= Dog boarding =

Overnight care for dogs

Dog boarding is overnight care for dogs in a setting outside the owner's home. It is offered through service providers including dog kennels, professional boarding facilities, dog hotels, dog resorts, or private dog sitters' homes. Dog care in the owner's home is referred to as sitting.

== Background ==
The practice of dog boarding emerged as a solution to accommodate dogs when their owners were away, whether for vacation, business trips, or other reasons. Dog boarding facilities can vary widely, ranging from traditional kennels to more contemporary free-roaming dog hotels. In addition, some individuals opt for in-home dog boarding services or seek local dog sitters in their communities.

The concept of dog boarding evolved in the early 1990s, evolving from traditional kennels. Before World War II, dogs in the United States predominantly lived outdoors, but urbanization led to increased indoor living for dogs. In the 2010s, demographic changes, such as a growing population of childless adults, contributed to heightened attention and expenditure on pets.

Since its inception, the dog boarding industry has experienced continuous growth. In 2022, the global pet boarding services market was valued at US$6.72 billion, and it is projected to maintain a robust compound annual growth rate of 8.30% from 2023 to 2030. This expansion is primarily driven by factors like the increasing popularity of pet boarding and dog daycare services, the rise in pet ownership, the trend of humanizing pets, and the growing expenditure on pet care in both developed and developing nations.

== Types ==

=== Kennels ===
The United States boasts a considerable number of over 8,500 dog-friendly boarding kennels. These facilities provide a safe and secure environment for dogs to reside while their owners are away. Unlike breeding kennels, which focus on producing puppies, boarding kennels may offer additional services such as doggy day care, dog walking, dog training, and grooming.

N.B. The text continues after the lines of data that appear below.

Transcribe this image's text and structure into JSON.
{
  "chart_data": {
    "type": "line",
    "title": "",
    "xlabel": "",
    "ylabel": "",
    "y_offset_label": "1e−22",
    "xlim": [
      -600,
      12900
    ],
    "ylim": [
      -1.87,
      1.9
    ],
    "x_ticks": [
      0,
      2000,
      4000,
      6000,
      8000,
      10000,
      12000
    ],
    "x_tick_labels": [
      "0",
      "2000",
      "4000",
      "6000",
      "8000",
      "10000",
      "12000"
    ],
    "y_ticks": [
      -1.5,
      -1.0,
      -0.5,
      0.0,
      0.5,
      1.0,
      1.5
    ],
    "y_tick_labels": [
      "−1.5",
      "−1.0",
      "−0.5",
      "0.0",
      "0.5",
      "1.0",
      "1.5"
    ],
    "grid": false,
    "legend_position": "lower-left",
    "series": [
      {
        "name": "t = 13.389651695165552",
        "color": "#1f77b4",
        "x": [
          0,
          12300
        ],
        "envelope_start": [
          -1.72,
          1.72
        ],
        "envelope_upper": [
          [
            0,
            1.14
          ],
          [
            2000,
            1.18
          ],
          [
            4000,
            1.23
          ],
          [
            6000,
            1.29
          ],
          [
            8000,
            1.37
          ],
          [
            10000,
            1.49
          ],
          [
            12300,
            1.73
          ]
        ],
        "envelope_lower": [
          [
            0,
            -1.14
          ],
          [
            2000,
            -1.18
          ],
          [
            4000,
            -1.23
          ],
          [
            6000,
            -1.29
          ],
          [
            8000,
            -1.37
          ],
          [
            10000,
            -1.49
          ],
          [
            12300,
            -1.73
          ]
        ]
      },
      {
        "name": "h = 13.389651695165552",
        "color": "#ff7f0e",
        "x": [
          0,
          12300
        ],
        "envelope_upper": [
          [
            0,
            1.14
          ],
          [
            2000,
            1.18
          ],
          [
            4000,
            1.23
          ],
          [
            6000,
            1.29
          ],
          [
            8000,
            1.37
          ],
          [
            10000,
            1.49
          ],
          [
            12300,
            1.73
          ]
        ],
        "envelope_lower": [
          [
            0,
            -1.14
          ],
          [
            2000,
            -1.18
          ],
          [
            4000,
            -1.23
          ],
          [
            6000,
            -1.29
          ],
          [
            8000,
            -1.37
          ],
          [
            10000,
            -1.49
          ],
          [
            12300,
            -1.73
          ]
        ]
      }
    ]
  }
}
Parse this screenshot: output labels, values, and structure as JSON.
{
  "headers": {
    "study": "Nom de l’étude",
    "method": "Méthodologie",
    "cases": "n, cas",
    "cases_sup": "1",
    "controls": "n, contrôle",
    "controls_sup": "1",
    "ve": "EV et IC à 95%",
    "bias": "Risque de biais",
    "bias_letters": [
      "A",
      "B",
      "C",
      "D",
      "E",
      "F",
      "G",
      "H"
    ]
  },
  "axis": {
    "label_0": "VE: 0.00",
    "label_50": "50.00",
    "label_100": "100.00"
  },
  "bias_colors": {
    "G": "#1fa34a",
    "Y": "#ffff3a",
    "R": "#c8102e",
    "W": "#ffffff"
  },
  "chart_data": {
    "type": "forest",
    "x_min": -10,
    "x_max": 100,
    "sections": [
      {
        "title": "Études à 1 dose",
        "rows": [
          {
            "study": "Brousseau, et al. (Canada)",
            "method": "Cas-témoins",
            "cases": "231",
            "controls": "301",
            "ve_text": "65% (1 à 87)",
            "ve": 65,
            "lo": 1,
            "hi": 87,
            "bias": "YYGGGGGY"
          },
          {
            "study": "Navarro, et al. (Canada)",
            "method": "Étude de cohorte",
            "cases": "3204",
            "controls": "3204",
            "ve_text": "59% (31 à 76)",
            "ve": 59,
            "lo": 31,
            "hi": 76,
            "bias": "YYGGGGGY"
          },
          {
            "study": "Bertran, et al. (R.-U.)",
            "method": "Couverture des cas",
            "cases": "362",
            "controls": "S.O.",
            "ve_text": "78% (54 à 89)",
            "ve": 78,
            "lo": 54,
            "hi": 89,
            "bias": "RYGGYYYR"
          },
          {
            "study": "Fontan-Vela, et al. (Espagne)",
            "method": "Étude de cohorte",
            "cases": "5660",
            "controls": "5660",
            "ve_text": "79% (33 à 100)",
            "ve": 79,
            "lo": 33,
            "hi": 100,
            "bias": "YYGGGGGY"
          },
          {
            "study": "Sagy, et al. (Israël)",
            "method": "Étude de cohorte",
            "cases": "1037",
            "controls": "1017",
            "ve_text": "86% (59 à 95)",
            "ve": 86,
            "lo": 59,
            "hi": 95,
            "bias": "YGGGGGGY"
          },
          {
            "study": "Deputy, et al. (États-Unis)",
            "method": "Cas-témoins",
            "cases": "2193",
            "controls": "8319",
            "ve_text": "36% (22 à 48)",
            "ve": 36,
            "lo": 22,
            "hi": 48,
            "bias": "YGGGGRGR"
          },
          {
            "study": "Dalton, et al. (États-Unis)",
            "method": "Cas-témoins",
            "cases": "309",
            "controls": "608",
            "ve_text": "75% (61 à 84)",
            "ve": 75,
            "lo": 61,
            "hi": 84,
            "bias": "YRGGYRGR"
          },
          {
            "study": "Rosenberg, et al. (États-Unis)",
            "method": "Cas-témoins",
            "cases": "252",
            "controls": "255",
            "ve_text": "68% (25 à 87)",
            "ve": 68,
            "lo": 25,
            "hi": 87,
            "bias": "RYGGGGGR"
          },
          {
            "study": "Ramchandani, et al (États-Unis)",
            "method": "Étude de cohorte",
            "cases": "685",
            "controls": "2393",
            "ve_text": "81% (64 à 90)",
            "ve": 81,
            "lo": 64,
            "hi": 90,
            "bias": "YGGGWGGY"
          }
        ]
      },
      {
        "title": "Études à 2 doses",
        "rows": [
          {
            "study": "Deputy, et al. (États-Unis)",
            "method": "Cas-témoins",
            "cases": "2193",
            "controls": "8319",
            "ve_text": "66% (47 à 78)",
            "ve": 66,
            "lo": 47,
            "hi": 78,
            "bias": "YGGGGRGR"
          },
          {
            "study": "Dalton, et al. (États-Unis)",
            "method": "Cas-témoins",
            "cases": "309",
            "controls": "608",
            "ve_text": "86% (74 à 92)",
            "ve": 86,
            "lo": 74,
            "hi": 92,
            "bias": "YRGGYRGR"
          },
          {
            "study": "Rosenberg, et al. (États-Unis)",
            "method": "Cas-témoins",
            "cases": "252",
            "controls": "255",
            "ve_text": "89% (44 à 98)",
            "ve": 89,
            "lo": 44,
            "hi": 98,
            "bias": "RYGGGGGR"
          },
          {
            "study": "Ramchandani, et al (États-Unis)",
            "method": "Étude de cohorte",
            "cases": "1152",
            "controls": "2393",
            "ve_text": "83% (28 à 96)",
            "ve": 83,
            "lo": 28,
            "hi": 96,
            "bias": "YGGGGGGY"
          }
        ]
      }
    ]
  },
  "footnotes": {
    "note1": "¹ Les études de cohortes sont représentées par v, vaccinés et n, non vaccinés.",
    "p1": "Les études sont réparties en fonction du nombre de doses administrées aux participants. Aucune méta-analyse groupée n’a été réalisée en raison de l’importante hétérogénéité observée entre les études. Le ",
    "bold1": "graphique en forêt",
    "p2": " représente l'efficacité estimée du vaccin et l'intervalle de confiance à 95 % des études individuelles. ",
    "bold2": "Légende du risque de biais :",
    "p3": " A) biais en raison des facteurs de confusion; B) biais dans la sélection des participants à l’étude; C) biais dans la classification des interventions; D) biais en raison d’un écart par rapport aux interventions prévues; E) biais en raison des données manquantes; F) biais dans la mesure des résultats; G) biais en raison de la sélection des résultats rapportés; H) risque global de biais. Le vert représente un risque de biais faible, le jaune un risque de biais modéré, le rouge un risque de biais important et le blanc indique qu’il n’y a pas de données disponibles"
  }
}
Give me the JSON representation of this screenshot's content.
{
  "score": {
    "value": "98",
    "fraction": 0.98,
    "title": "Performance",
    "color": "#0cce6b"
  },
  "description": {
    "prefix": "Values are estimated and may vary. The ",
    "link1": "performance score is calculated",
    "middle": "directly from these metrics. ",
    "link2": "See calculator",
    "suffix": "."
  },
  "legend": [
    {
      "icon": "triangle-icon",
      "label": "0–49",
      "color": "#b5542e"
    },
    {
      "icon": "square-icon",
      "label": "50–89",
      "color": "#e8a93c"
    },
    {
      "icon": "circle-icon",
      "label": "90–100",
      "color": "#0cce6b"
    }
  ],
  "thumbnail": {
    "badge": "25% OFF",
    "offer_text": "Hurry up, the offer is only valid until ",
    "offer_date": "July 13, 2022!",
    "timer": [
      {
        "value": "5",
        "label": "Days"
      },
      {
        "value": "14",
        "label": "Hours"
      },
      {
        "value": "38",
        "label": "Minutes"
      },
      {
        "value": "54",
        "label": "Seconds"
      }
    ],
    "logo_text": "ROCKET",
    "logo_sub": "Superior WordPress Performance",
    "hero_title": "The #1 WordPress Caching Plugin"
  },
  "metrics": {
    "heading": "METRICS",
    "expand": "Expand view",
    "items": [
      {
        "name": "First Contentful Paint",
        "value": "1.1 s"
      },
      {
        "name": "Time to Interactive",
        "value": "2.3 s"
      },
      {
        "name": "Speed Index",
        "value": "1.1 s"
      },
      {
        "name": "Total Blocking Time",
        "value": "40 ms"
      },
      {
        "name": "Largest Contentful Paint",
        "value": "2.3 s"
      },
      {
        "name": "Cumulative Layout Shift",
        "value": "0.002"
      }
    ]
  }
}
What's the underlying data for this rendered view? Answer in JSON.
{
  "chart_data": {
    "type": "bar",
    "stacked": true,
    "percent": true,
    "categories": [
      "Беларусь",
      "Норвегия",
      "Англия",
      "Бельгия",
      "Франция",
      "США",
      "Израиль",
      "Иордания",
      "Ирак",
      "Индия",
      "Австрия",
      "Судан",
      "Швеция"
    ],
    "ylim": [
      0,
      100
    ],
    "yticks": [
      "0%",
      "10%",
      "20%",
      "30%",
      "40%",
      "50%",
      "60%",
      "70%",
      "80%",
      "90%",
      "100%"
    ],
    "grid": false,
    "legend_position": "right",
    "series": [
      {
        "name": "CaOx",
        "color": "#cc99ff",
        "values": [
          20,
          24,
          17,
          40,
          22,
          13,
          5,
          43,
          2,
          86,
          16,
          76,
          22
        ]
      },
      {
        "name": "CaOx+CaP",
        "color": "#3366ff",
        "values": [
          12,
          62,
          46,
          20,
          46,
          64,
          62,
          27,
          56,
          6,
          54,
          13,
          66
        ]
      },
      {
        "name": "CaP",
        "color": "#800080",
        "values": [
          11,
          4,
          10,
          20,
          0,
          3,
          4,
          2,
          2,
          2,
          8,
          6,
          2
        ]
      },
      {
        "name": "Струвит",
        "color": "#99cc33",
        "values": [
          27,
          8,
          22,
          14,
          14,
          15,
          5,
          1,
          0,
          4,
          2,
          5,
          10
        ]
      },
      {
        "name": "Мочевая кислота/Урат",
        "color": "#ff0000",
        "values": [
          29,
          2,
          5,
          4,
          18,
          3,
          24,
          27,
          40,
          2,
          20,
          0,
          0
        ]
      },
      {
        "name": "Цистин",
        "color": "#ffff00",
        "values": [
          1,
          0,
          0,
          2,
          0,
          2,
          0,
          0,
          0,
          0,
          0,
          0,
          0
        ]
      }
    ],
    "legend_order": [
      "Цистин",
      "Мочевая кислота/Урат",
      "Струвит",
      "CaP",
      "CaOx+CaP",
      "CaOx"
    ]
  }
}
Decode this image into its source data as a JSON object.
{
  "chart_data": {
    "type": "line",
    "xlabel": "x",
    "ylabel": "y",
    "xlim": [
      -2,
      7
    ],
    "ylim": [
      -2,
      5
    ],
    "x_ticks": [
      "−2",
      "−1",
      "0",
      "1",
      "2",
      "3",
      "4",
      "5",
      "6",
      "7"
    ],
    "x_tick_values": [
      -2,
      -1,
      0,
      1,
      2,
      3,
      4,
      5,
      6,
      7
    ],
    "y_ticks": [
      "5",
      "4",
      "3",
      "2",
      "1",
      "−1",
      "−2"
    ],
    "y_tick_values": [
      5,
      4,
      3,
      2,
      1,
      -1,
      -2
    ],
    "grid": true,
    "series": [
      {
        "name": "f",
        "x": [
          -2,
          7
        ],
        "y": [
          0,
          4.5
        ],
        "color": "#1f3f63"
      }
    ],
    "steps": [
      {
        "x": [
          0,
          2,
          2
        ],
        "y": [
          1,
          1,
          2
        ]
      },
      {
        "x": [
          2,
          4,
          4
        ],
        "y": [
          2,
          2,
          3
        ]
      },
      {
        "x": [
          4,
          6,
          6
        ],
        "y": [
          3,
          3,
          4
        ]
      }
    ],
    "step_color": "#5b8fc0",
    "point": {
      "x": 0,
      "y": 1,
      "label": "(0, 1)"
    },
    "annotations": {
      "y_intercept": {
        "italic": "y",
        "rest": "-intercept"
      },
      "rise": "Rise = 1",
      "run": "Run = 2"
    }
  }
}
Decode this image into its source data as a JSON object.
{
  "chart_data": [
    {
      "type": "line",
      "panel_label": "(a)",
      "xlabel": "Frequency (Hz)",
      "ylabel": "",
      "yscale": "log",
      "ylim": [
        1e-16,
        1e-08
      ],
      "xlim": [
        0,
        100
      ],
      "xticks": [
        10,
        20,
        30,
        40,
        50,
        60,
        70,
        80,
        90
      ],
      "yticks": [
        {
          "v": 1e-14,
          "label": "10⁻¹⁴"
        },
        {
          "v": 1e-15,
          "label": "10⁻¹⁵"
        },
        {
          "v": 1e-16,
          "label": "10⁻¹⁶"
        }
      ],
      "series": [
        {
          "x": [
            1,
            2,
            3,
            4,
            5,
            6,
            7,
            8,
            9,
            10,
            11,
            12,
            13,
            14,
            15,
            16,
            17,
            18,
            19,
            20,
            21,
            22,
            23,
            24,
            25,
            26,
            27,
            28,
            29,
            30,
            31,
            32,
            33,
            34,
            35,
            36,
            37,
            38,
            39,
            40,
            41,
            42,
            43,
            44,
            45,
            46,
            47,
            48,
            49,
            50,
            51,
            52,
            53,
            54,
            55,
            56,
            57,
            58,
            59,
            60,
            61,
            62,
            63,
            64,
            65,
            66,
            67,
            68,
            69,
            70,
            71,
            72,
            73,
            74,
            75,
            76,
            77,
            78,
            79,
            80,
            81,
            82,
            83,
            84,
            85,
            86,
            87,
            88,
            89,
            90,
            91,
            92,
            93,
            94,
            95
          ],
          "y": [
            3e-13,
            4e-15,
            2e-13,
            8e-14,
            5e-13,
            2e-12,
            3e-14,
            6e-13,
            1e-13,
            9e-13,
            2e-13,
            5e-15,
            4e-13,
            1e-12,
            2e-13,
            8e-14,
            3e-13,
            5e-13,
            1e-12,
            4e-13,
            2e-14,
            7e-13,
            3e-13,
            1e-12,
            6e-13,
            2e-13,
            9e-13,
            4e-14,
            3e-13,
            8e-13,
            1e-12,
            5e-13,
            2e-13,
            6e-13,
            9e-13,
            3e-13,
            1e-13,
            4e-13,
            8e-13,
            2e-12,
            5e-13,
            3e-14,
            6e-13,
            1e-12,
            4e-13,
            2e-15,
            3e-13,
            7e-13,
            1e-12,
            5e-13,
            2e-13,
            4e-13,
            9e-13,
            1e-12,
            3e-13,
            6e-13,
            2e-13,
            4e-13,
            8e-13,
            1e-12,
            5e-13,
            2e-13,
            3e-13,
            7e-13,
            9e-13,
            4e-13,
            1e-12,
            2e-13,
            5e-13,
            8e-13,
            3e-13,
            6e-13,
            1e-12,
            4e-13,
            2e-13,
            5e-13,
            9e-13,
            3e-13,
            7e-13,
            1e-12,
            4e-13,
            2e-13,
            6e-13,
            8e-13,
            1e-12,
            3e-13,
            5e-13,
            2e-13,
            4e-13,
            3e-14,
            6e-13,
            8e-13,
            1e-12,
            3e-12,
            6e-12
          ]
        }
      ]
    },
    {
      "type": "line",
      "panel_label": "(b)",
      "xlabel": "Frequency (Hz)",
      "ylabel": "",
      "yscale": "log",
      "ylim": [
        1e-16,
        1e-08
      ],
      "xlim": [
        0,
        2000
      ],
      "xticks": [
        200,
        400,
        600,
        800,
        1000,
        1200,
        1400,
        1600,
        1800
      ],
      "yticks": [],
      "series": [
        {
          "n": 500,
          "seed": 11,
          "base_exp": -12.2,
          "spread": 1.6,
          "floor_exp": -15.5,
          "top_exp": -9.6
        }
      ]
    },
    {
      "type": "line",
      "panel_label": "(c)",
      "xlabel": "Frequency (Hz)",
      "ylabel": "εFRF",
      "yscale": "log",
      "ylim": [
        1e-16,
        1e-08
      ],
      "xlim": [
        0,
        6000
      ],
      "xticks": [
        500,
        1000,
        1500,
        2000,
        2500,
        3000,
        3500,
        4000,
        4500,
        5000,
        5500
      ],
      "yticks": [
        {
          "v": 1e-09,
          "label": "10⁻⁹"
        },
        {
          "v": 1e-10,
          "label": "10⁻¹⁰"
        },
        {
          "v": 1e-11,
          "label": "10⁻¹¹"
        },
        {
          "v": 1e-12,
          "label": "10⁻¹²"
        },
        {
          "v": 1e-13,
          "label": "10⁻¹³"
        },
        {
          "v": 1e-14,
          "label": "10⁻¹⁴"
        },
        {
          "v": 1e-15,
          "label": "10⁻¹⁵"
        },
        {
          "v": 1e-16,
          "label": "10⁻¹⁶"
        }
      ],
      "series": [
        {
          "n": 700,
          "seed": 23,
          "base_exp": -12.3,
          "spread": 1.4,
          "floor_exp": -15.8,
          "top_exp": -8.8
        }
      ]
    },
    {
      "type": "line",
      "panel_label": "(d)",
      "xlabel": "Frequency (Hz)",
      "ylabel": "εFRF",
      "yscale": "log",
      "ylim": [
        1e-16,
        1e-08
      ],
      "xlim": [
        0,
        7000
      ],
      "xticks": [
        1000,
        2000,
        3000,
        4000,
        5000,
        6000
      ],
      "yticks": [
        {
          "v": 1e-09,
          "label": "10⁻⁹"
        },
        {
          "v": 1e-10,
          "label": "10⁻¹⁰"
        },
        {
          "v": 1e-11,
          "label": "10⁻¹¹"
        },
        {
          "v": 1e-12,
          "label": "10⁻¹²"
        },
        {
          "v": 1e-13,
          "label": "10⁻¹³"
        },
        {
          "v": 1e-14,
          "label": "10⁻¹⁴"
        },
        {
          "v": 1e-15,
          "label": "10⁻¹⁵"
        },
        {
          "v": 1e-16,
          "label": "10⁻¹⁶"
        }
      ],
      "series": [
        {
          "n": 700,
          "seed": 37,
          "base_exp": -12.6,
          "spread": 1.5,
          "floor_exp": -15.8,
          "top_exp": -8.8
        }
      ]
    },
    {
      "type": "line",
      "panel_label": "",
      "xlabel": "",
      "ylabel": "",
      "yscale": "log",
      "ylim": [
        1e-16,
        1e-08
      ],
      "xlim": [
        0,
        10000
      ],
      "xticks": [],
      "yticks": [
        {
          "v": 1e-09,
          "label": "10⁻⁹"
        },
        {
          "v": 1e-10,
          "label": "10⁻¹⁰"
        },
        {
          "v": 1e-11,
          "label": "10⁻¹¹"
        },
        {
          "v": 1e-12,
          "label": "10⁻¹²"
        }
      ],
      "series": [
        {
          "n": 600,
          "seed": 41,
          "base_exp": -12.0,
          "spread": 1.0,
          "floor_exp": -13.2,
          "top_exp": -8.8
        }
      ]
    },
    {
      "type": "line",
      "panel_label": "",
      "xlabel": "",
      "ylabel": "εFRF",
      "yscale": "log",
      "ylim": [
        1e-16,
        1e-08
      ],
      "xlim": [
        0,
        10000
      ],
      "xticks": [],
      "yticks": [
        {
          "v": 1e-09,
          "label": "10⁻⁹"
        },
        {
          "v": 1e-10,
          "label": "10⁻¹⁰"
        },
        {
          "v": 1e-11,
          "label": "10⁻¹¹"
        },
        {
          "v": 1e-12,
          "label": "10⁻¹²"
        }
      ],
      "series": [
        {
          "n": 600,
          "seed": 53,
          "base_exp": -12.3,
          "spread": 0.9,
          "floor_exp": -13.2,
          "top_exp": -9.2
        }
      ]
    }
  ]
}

Kennels serve as temporary housing for dogs in exchange for a fee, providing an alternative to hiring a dog sitter. Many kennels offer one-on-one playtime opportunities to allow dogs to socialize outside their kennel environment. Furthermore, some kennels permit the inclusion of familiar items, such as blankets and toys from the dog's home.

A kennel that offers luxurious option for dog boarding services, potentially including TVs, spa treatments, swimming pools, personalized attention and exercise plans, and group play times, may be colloquially described as a dog hotel.

=== Veterinary clinics ===
Veterinary clinics, or vet hospitals, may also offer boarding to their clients. Clinics may be set up for short-term boarding since they have to monitor pets after treatment or surgery. The environment can range from crates in a separate room or full service dog runs and play areas. The latter is more common for clinics outside metropolitan areas due to space.

However this practice, or offering, is less and less common due to resource constraints and management difficulties.